The British government has applied to be given the right to see Leveson Inquiry documents and witness statements in advance.
The press standards inquiry will hear an application today for the Government to be named as a “core participant”, those who have a significant interest in the hearings or may face criticism.
The move comes ahead of evidence next week from former News International executives Rebekah Brooks and Andy Coulson, which could embarrass Prime Minister David Cameron.
Core participant status would also give the government the right to put questions to other witnesses through its lawyers.
Existing core participants for the inquiry’s third module, looking at relations between the press and politicians, include Mrs Brooks, national newspaper groups and a number of current and former MPs.

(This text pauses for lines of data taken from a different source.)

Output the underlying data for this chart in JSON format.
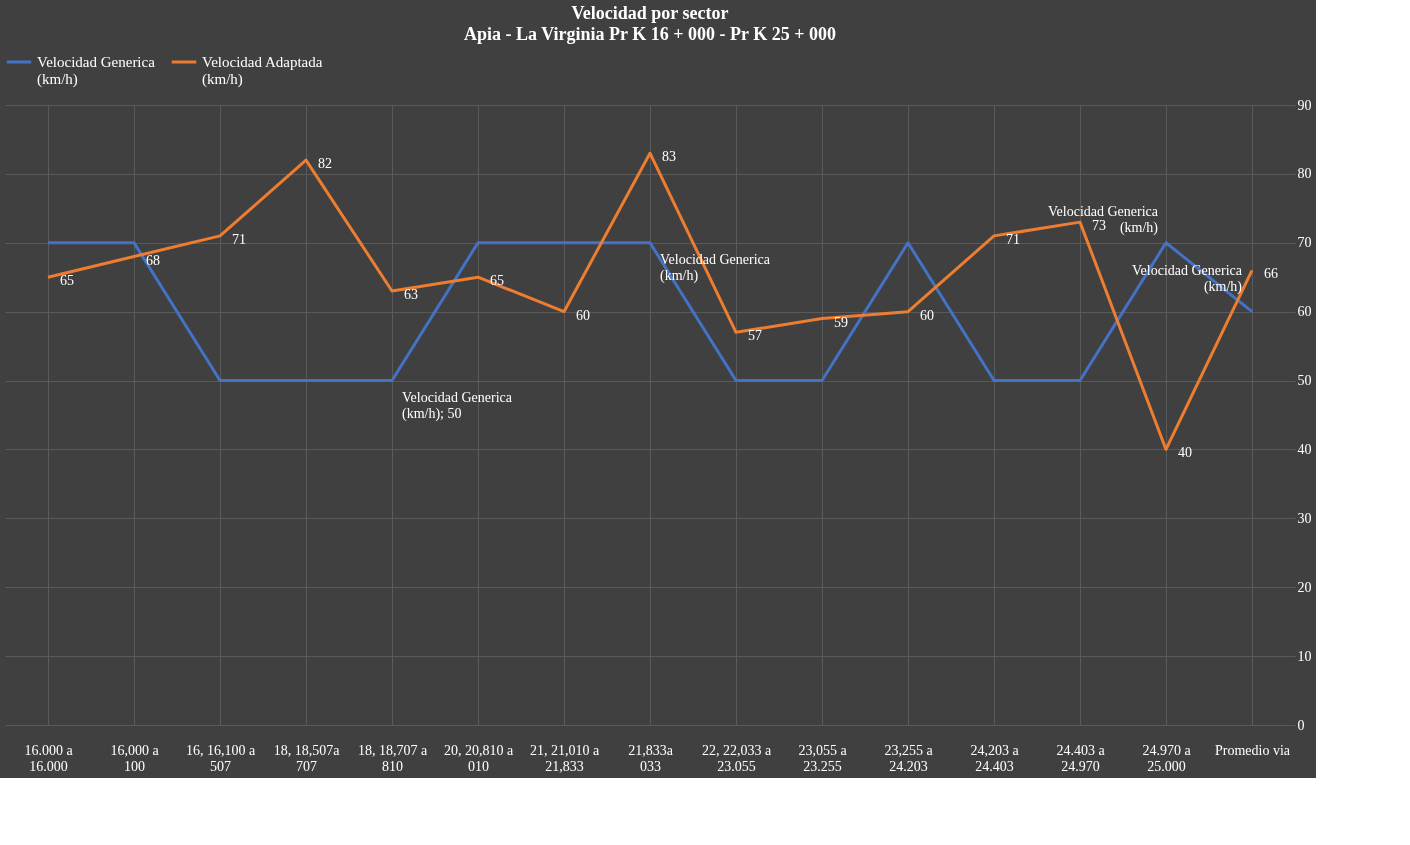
{
  "chart_data": {
    "type": "line",
    "title": "Velocidad por sector",
    "subtitle": "Apia - La Virginia  Pr K 16 + 000 - Pr K 25 + 000",
    "categories": [
      "16.000 a\n16.000",
      "16,000 a\n100",
      "16, 16,100 a\n507",
      "18, 18,507a\n707",
      "18, 18,707 a\n810",
      "20, 20,810 a\n010",
      "21,  21,010 a\n21,833",
      "21,833a\n033",
      "22,  22,033 a\n23.055",
      "23,055 a\n23.255",
      "23,255 a\n24.203",
      "24,203 a\n24.403",
      "24.403 a\n24.970",
      "24.970 a\n25.000",
      "Promedio via"
    ],
    "series": [
      {
        "name": "Velocidad Generica\n(km/h)",
        "color": "#4472c4",
        "values": [
          70,
          70,
          50,
          50,
          50,
          70,
          70,
          70,
          50,
          50,
          70,
          50,
          50,
          70,
          60
        ],
        "value_labels": [
          null,
          null,
          null,
          null,
          "Velocidad Generica\n(km/h); 50",
          null,
          null,
          "Velocidad Generica\n(km/h)",
          null,
          null,
          null,
          null,
          null,
          "Velocidad Generica\n(km/h)",
          "Velocidad Generica\n(km/h)"
        ]
      },
      {
        "name": "Velocidad Adaptada\n(km/h)",
        "color": "#ed7d31",
        "values": [
          65,
          68,
          71,
          82,
          63,
          65,
          60,
          83,
          57,
          59,
          60,
          71,
          73,
          40,
          66
        ],
        "value_labels": [
          "65",
          "68",
          "71",
          "82",
          "63",
          "65",
          "60",
          "83",
          "57",
          "59",
          "60",
          "71",
          "73",
          "40",
          "66"
        ]
      }
    ],
    "ylim": [
      0,
      90
    ],
    "yticks": [
      0,
      10,
      20,
      30,
      40,
      50,
      60,
      70,
      80,
      90
    ],
    "grid": true,
    "legend": "top",
    "marker": "none",
    "line_style": "solid"
  }
}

The government faced calls for Culture Secretary Jeremy Hunt's resignation last week after the Leveson Inquiry released emails detailing contacts between his office and a senior executive at Rupert Murdoch's News Corporation.
Labour claimed the messages showed that the Culture Secretary failed to fulfil his quasi-judicial role in relation to Mr Murdoch’s proposed takeover of satellite broadcaster BSkyB.

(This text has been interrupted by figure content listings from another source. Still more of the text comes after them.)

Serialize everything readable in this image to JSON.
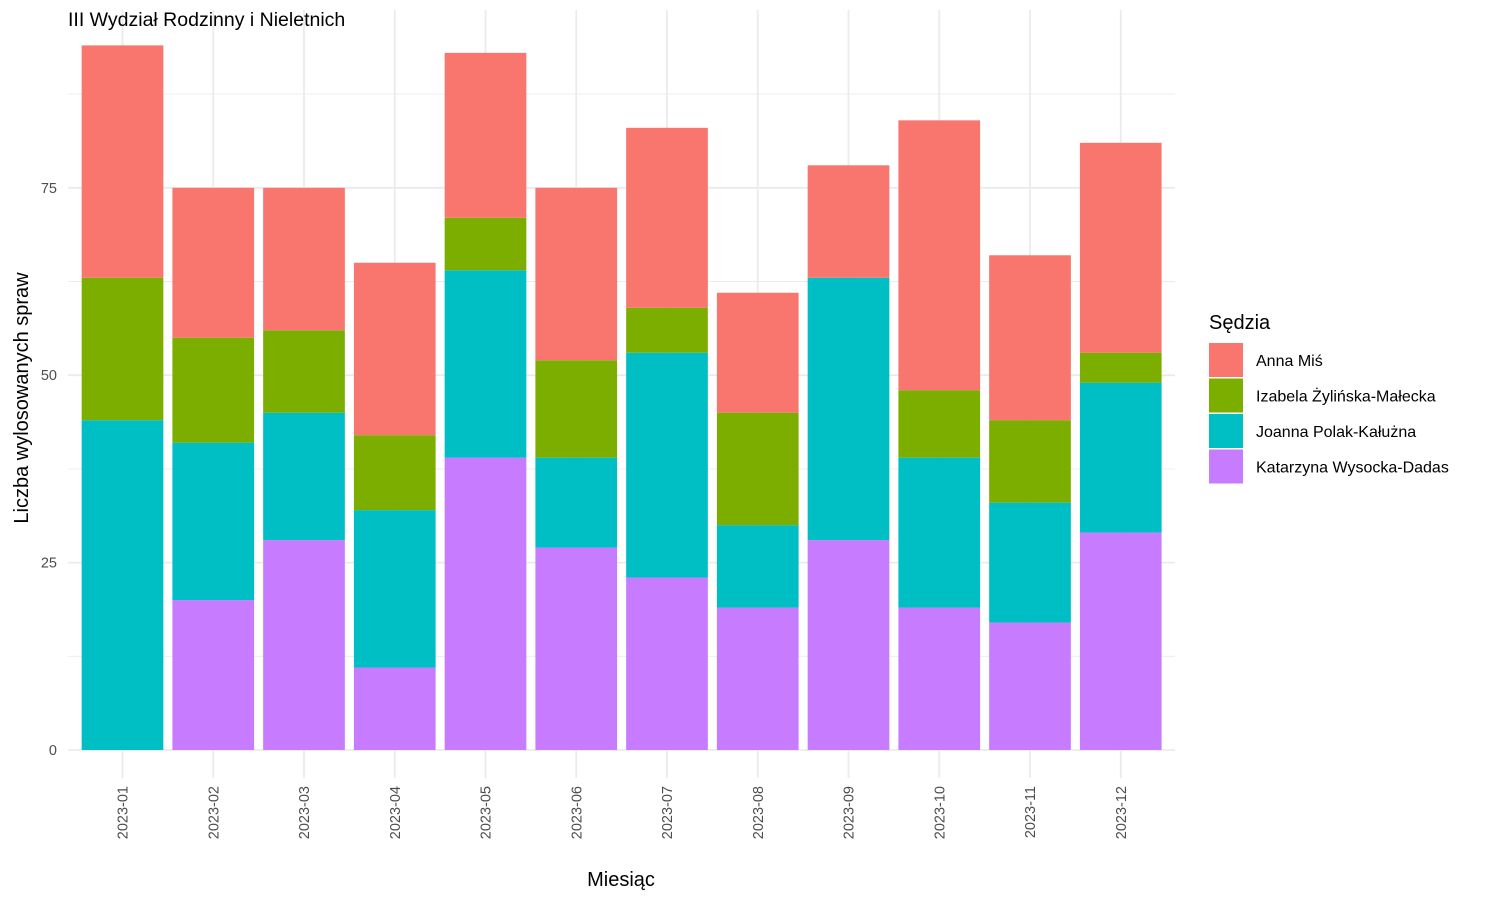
{
  "chart_data": {
    "type": "bar",
    "stacked": true,
    "title": "III Wydział Rodzinny i Nieletnich",
    "xlabel": "Miesiąc",
    "ylabel": "Liczba wylosowanych spraw",
    "ylim": [
      0,
      97
    ],
    "yticks": [
      0,
      25,
      50,
      75
    ],
    "grid": true,
    "legend_title": "Sędzia",
    "legend_position": "right",
    "categories": [
      "2023-01",
      "2023-02",
      "2023-03",
      "2023-04",
      "2023-05",
      "2023-06",
      "2023-07",
      "2023-08",
      "2023-09",
      "2023-10",
      "2023-11",
      "2023-12"
    ],
    "series": [
      {
        "name": "Katarzyna Wysocka-Dadas",
        "color": "#C77CFF",
        "values": [
          0,
          20,
          28,
          11,
          39,
          27,
          23,
          19,
          28,
          19,
          17,
          29
        ]
      },
      {
        "name": "Joanna Polak-Kałużna",
        "color": "#00BFC4",
        "values": [
          44,
          21,
          17,
          21,
          25,
          12,
          30,
          11,
          35,
          20,
          16,
          20
        ]
      },
      {
        "name": "Izabela Żylińska-Małecka",
        "color": "#7CAE00",
        "values": [
          19,
          14,
          11,
          10,
          7,
          13,
          6,
          15,
          0,
          9,
          11,
          4
        ]
      },
      {
        "name": "Anna Miś",
        "color": "#F8766D",
        "values": [
          31,
          20,
          19,
          23,
          22,
          23,
          24,
          16,
          15,
          36,
          22,
          28
        ]
      }
    ],
    "legend_order": [
      "Anna Miś",
      "Izabela Żylińska-Małecka",
      "Joanna Polak-Kałużna",
      "Katarzyna Wysocka-Dadas"
    ]
  }
}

Mr Hunt’s special adviser Adam Smith quit the next day, admitting he went “too far” in his contacts with News Corp lobbyist Frederic Michel.
If the Government had been a core participant at the time, it would have been given advance access to the emails and could have argued that parts should be blanked out before being made public.
It was Mr Cameron who set up the Leveson Inquiry last July in response to revelations that the now-defunct News of the World hacked murdered schoolgirl Milly Dowler’s phone after she disappeared in 2002.